As we navigate the economic consequences of the Biden administration, it's critical to unpack the impact of what is now being referred to as 'Bidenomics'. For those unfamiliar with the term, Bidenomics refers to the economic policies pursued by President Joe Biden, encompassing measures such as increased government spending and borrowing.
The record spending/borrowing binge under Bidenomics has made notable waves in the US economy. It's not just that the government's coffers are being drained; it's the repercussions this fiscal approach has on everyday Americans that's truly disconcerting.
To comprehend the situation, we need to turn our attention to the relationship between increased government borrowing and interest rates. As the government borrows more, it sells more Treasury bonds. These bonds compete with other forms of debt for investors' attention, like corporate bonds and consumer loans. To attract investors, interest rates on all forms of debt must rise. And so, a spike in government borrowing can lead to a spike in interest rates.
This has, indeed, been the reality under Bidenomics. The Board of Governors of the Federal Reserve System has reported a significant uptick in interest rates recently, which they attribute, at least in part, to increased government borrowing.

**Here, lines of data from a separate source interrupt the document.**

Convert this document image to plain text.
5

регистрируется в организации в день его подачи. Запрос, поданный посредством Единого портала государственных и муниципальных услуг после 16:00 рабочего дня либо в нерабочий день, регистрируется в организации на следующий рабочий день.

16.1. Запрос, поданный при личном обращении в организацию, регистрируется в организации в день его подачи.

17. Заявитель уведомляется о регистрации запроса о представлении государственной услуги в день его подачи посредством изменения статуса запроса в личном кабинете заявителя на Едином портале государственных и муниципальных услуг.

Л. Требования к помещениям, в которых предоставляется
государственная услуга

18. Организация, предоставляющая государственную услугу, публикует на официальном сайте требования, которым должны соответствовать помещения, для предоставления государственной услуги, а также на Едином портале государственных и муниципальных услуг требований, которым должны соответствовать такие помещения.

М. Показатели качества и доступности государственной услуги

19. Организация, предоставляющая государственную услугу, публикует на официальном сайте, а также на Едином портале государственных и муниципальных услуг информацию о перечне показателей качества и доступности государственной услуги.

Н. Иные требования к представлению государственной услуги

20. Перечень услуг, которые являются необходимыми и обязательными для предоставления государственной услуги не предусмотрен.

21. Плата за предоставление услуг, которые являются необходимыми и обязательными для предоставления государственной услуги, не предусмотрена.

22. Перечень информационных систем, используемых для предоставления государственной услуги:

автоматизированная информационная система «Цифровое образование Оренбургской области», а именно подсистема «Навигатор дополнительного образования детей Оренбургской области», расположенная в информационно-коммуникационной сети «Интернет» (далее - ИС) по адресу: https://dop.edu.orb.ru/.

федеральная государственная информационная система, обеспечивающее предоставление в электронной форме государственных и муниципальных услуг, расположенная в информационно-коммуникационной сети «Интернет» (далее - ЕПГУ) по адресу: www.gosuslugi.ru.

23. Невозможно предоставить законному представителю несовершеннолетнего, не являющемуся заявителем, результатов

This rise in interest rates affects all Americans who borrow money - for their homes, cars, education, or credit card expenses. And it also impacts corporations, who borrow to invest and grow their businesses. However, corporations often pass along these additional costs to consumers in the form of higher prices for goods and services.

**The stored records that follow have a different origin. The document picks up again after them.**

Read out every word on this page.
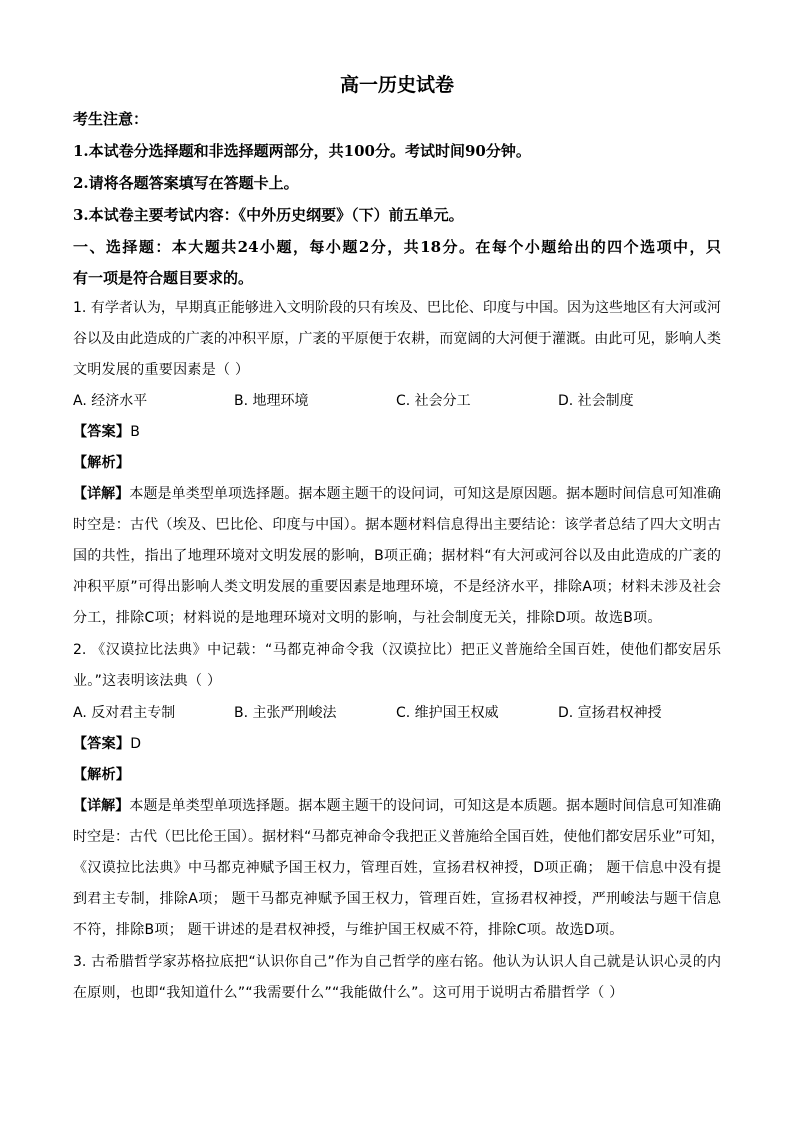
高一历史试卷
考生注意：
1.本试卷分选择题和非选择题两部分，共100分。考试时间90分钟。
2.请将各题答案填写在答题卡上。
3.本试卷主要考试内容：《中外历史纲要》（下）前五单元。
一、选择题：本大题共24小题，每小题2分，共18分。在每个小题给出的四个选项中，只
有一项是符合题目要求的。
1. 有学者认为，早期真正能够进入文明阶段的只有埃及、巴比伦、印度与中国。因为这些地区有大河或河
谷以及由此造成的广袤的冲积平原，广袤的平原便于农耕，而宽阔的大河便于灌溉。由此可见，影响人类
文明发展的重要因素是（ ）
A. 经济水平	B. 地理环境	C. 社会分工	D. 社会制度
【答案】B
【解析】
【详解】本题是单类型单项选择题。据本题主题干的设问词，可知这是原因题。据本题时间信息可知准确
时空是：古代（埃及、巴比伦、印度与中国）。据本题材料信息得出主要结论：该学者总结了四大文明古
国的共性，指出了地理环境对文明发展的影响，B项正确；据材料“有大河或河谷以及由此造成的广袤的
冲积平原”可得出影响人类文明发展的重要因素是地理环境，不是经济水平，排除A项；材料未涉及社会
分工，排除C项；材料说的是地理环境对文明的影响，与社会制度无关，排除D项。故选B项。
2. 《汉谟拉比法典》中记载：“马都克神命令我（汉谟拉比）把正义普施给全国百姓，使他们都安居乐
业。”这表明该法典（ ）
A. 反对君主专制	B. 主张严刑峻法	C. 维护国王权威	D. 宣扬君权神授
【答案】D
【解析】
【详解】本题是单类型单项选择题。据本题主题干的设问词，可知这是本质题。据本题时间信息可知准确
时空是：古代（巴比伦王国）。据材料“马都克神命令我把正义普施给全国百姓，使他们都安居乐业”可知，
《汉谟拉比法典》中马都克神赋予国王权力，管理百姓，宣扬君权神授，D项正确； 题干信息中没有提
到君主专制，排除A项； 题干马都克神赋予国王权力，管理百姓，宣扬君权神授，严刑峻法与题干信息
不符，排除B项； 题干讲述的是君权神授，与维护国王权威不符，排除C项。故选D项。
3. 古希腊哲学家苏格拉底把“认识你自己”作为自己哲学的座右铭。他认为认识人自己就是认识心灵的内
在原则，也即“我知道什么”“我需要什么”“我能做什么”。这可用于说明古希腊哲学（ ）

Unfortunately, the burden of these higher borrowing costs is not equally distributed. Lower-income Americans, who are more likely to carry debt and less able to absorb the increase in the cost of goods and services, feel the pinch more than most. In effect, the rise in interest rates acts as a regressive tax, hitting the less well-off hardest. This is an unseen, yet very real, Biden tax on lower-income Americans.
While it's critical to invest in our nation's future, it's equally important to consider who bears the brunt of the financing. The unseen tax of higher borrowing costs is a direct consequence of Bidenomics, and it's a burden disproportionately carried by those least able to bear it.
We need policies that promote economic growth and shared prosperity, not those that increase the divide between the rich and poor. The impacts of Bidenomics underline the need for a balanced, sustainable approach to fiscal policy.
Jim Pruden, thank you for bringing this to our attention.